At last Sylvia spoke again. “You know how committed Jack is to winning the election. He’s the right man for the job. Our country desperately needs his leadership.”

Zoe nodded. “I’m well aware of his ambitions. And yours.”

Sylvia softened her tone. “It doesn’t matter what you think of me. I never tried to fill your mother’s shoes. I couldn’t have, anyway.” She gave a little laugh. “But Jack loves you. He’s your father. He’s made mistakes and he regrets them. He’d really like your support.”

Zoe shook her head. “I can’t support him. His solution to the budget crisis is to gut the programs that benefit the people I work with every day.”

“That’s hardly true. You know better than I do how much Jack cares about the poor. He gives generously to your mother’s foundation. In times of crisis, everyone has to cut back.”

Zoe’s eyes flashed. “You take a billion or two from the Pentagon, and people will complain, but they’ll get over it. You take that money from AIDS relief and thousands of Africans will die. There’s a difference between cutting and killing.”

Sylvia put up her hands. “Look, I didn’t come here to talk about policy. I came because Jack is going to win the New Hampshire primary. It would mean the world to him to have you on stage with Trevor when he gives his victory speech.”

Zoe considered this, knowing Sylvia was right. In the end, however,
her conscience wielded an absolute veto. “I can’t do it. Tell him I’m very sorry.”

Sylvia raised her eyebrows. “Even if it means he won’t make the call to Atticus?”

Zoe felt as if she had been sucker-punched. “He gave me his word.”

Sylvia shrugged, allowing the silence to inspire doubt.

Zoe stood up. “I have nothing more to say to you.”

“Wait,” Sylvia protested. “Please don’t go.”

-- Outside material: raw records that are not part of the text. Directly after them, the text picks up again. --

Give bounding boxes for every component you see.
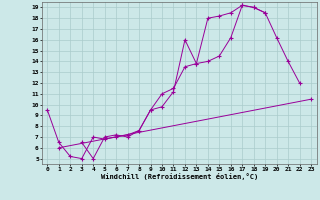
X-axis label: Windchill (Refroidissement éolien,°C): Windchill (Refroidissement éolien,°C) bbox=[100, 173, 258, 180]
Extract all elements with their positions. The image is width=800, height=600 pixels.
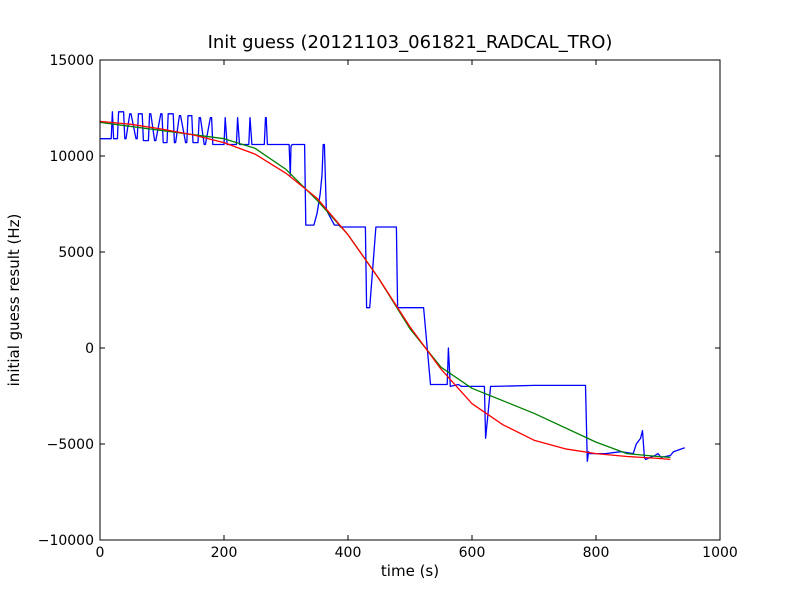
chart-title: Init guess (20121103_061821_RADCAL_TRO)	[208, 32, 613, 53]
y-axis-label: initial guess result (Hz)	[5, 214, 23, 387]
plot-frame	[99, 59, 721, 541]
series-layer	[99, 111, 685, 462]
y-tick-label: −10000	[38, 533, 94, 549]
y-tick-label: −5000	[47, 437, 94, 453]
tick-layer: 0 200 400 600 800 1000 −10000 −5000 0 5000 10000 15…	[38, 53, 738, 561]
y-tick-label: 5000	[58, 245, 94, 261]
y-tick-label: 15000	[49, 53, 94, 69]
y-tick-label: 10000	[49, 149, 94, 165]
x-axis-label: time (s)	[381, 562, 439, 580]
x-tick-label: 0	[96, 545, 105, 561]
x-tick-label: 400	[335, 545, 362, 561]
x-tick-label: 1000	[702, 545, 738, 561]
series-line-2	[99, 120, 671, 461]
x-tick-label: 600	[459, 545, 486, 561]
series-line-0	[100, 111, 685, 462]
y-tick-label: 0	[85, 341, 94, 357]
series-line-1	[99, 121, 671, 459]
x-tick-label: 800	[583, 545, 610, 561]
x-tick-label: 200	[211, 545, 238, 561]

But it was too late for rapprochement. Zoe walked out of the restaurant, ignoring the waiter who was bringing them bread. She thought of her father as he was before her mother died—the Harvard-educated child of a Midwestern insurance salesman; the savant who ascended to the pinnacle of Wall Street but never lost the middle-class chip on his shoulder; the sailor who taught her how to hoist the jib on his yacht and rescued her from drowning when she fell overboard in a squall; the husband whose love for Catherine Sorensen-Fleming sent him into clinical depression when she died.
Why didn’t you find another woman like her, Dad? Why did you have to marry Sylvia?